Although it was generally a laboratory measurement method, by adding a filter function to a general-purpose particle counting device and providing a timer, it became possible to easily measure the deformability. The measurement parameters are also accurate in terms of numerical display, and have the effect of being sufficiently valuable for general routine use.

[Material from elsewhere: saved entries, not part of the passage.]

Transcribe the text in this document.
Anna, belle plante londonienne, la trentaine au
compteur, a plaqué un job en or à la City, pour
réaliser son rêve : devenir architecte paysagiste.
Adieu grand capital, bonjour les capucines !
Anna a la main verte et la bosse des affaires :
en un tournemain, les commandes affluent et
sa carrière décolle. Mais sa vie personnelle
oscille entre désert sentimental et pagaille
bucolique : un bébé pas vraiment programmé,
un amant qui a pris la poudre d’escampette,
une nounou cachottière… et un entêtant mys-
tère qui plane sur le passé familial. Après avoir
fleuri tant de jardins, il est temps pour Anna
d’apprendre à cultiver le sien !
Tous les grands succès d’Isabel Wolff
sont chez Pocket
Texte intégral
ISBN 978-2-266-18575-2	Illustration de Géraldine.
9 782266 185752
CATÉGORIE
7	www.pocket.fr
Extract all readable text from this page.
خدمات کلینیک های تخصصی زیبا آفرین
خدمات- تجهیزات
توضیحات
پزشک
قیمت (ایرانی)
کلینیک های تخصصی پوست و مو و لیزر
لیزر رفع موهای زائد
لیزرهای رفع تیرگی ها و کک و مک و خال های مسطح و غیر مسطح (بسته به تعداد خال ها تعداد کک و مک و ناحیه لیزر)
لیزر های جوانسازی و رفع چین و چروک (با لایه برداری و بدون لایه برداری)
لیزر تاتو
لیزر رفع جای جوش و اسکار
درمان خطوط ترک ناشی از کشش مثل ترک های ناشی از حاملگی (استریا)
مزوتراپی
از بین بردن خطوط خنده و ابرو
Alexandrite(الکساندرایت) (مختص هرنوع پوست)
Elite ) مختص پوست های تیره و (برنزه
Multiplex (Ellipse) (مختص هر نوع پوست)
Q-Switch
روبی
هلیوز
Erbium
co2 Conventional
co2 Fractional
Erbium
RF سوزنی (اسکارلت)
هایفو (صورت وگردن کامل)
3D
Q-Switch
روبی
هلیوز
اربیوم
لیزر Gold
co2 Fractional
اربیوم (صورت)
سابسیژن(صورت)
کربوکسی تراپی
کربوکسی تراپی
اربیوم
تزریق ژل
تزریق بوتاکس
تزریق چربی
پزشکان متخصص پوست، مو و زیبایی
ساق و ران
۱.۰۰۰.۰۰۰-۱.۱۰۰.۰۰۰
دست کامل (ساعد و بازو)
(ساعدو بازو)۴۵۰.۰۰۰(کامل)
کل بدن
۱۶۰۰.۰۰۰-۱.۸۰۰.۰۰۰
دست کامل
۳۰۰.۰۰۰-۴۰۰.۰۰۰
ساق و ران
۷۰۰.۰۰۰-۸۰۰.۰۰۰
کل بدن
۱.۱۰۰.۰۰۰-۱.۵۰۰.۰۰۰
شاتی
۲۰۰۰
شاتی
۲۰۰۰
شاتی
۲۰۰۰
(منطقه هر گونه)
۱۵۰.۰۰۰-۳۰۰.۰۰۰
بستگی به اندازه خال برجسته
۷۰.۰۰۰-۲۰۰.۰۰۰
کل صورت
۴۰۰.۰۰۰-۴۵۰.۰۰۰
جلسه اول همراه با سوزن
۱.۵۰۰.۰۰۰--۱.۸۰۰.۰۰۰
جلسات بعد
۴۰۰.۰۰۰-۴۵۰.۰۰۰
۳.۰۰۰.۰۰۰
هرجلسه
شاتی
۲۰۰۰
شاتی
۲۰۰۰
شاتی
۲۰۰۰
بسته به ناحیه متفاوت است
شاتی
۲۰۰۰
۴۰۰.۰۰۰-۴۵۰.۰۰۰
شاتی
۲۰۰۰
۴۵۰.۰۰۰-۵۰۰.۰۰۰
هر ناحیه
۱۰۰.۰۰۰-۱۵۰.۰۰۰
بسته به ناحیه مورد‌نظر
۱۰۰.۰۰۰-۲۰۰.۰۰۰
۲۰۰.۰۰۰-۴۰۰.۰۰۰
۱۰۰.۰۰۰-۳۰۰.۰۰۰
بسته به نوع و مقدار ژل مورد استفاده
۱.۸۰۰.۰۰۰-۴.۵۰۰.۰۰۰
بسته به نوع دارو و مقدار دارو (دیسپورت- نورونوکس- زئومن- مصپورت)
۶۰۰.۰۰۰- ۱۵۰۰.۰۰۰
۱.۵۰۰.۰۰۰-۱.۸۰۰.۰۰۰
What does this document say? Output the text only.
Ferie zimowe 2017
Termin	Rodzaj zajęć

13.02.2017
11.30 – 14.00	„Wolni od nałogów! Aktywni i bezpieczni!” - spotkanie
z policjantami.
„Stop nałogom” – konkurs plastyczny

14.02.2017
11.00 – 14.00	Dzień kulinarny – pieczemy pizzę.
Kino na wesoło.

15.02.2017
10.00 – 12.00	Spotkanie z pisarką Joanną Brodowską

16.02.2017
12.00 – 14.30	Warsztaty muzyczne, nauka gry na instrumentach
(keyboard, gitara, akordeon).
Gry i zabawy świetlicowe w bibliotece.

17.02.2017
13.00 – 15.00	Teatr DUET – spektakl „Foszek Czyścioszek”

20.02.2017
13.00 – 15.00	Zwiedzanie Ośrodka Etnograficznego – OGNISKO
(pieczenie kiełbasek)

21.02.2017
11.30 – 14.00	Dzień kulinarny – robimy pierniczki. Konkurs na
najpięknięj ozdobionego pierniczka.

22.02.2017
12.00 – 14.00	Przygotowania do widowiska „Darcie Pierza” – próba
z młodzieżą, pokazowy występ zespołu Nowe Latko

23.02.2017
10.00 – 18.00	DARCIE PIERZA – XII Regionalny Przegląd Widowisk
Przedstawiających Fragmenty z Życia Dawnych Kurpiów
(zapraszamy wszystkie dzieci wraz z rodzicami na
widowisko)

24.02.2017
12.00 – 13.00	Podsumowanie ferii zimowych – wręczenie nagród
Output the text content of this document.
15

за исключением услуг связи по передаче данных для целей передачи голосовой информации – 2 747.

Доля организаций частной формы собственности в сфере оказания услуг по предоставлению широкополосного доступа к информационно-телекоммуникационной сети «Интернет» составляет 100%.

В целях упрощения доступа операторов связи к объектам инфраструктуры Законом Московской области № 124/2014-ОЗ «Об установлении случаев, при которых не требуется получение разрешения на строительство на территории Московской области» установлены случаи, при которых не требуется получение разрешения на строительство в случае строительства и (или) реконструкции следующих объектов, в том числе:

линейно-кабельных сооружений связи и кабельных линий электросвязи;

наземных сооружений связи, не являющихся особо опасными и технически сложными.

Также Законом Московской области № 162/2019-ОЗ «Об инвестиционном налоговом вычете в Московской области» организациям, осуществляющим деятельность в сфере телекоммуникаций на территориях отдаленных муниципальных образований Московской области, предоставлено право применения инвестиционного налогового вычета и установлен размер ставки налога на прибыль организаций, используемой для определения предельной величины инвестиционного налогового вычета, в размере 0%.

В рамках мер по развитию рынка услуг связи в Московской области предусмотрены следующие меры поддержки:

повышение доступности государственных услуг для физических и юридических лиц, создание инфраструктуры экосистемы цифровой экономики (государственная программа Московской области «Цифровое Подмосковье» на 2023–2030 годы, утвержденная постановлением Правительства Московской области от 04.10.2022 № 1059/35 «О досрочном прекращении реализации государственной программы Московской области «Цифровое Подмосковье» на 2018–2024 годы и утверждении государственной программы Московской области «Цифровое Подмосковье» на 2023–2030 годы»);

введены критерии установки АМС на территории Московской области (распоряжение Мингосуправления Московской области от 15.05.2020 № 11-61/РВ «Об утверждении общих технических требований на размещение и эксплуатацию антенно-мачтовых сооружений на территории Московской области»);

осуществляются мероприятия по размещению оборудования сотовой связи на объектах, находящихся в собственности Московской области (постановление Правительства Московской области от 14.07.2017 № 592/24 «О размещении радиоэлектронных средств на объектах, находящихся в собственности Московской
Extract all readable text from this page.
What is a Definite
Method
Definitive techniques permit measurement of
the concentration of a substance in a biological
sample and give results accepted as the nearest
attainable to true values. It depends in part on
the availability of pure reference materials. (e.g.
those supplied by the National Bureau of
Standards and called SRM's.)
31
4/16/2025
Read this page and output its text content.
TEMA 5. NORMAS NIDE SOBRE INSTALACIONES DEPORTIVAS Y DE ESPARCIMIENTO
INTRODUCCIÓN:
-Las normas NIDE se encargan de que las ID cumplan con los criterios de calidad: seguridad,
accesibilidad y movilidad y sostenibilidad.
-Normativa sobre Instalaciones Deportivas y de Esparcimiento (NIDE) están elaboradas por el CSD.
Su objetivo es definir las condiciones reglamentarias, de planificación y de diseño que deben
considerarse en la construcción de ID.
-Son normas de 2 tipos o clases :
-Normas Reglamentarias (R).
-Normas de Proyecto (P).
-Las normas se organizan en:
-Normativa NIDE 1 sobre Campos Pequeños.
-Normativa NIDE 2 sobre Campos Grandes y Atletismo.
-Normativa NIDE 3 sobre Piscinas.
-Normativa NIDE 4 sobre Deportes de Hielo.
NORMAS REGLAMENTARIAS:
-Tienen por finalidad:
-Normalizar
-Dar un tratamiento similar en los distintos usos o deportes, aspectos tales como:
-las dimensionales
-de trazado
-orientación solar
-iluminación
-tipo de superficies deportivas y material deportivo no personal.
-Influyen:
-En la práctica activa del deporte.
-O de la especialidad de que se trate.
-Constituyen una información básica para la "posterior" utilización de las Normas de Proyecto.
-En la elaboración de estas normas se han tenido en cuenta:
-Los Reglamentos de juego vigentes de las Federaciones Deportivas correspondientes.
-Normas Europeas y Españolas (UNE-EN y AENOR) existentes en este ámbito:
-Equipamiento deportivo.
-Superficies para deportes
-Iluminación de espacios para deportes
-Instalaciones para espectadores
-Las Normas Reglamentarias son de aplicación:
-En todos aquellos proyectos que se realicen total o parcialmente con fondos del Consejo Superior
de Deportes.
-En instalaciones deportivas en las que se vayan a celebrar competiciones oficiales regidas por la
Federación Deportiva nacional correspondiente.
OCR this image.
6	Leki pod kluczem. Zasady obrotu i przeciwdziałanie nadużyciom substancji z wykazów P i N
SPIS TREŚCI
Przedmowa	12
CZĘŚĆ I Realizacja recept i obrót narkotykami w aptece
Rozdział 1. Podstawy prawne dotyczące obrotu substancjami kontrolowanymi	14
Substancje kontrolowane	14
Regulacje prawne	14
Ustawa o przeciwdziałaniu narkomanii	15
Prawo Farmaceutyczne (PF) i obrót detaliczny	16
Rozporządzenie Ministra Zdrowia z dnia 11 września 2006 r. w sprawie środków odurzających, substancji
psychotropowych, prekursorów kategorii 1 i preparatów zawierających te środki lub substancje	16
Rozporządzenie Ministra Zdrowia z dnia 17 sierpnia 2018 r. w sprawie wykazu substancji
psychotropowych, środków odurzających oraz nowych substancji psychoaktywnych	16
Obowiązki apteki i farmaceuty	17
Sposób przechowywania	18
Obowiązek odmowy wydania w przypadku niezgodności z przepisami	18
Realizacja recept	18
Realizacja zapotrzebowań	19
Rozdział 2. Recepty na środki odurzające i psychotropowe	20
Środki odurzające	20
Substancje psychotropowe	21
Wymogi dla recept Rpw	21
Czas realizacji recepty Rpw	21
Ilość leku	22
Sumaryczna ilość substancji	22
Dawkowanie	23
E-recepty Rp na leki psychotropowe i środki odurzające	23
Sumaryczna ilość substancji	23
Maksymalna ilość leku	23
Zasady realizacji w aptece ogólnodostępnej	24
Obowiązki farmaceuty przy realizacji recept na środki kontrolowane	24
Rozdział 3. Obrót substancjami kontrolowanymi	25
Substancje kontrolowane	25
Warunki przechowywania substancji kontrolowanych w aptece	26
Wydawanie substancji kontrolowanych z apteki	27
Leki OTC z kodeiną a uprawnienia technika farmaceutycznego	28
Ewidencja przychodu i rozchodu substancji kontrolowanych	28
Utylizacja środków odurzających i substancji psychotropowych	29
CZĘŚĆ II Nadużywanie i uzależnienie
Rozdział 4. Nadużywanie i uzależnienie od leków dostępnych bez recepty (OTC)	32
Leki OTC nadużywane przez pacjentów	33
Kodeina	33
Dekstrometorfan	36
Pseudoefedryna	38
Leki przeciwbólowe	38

[Brief explanation of drawings]

FIG. 1 is an explanatory side view showing one embodiment of the apparatus of the present invention, and FIG. 2 is an enlarged sectional view of the pores and filter portion of the detector. 1...Particle detection device, 2...Blood diluent, 3...
...Detector, 4...Pore, 5...Filter, 6...
Adapter, 7... Disk, 8, 9... Electrode, 10...
... Sample container, 11 ... Detection circuit, 12 ... Fluid control device, 13 ... Counting circuit.

Claims (1)

[Scope of Claims] 1. A detection method in which blood diluent 2 is passed through pores 4 and red blood cells are detected based on the electrical difference between the red blood cells and the diluent. After passing through a filter 5 having
A method for measuring the characteristics of red blood cells, which comprises passing the red blood cells through the pore 4 and measuring the deformation of the red blood cells. 2 The total area of the pores in the filter 5 is the area of the pores 4.
10. The method for measuring the characteristics of red blood cells according to claim 1, wherein the number of red blood cells passing through the pores 4 in a predetermined time is detected. 3. The method for measuring the characteristics of red blood cells according to claim 1, wherein the total area of the pores of the filter 5 is 1 to 0.1 times the area of the pores 4, and the passage time of a predetermined volume of blood diluent is measured. . 4. In a particle detection device that detects red blood cells based on the electrical difference between the red blood cells and the diluent by passing the blood diluent through the pore 4 provided at the lower end of the detector 3,
Detector 3 with pore 4 at the lower end, diameter 3μ at the bottom
A device for measuring the characteristics of red blood cells, characterized in that an adapter 6 is fitted with a filter 5 having a large number of front and rear pores. 5 The total area of the pores of the filter 5 is the area of the pores 4.
The apparatus for measuring the characteristics of red blood cells according to claim 4, which is 100,000 to 100,000 times larger. 6. The apparatus for measuring the characteristics of red blood cells according to claim 4, wherein the total area of the pores of the filter 5 is 1 to 0.1 times the area of the pores 4.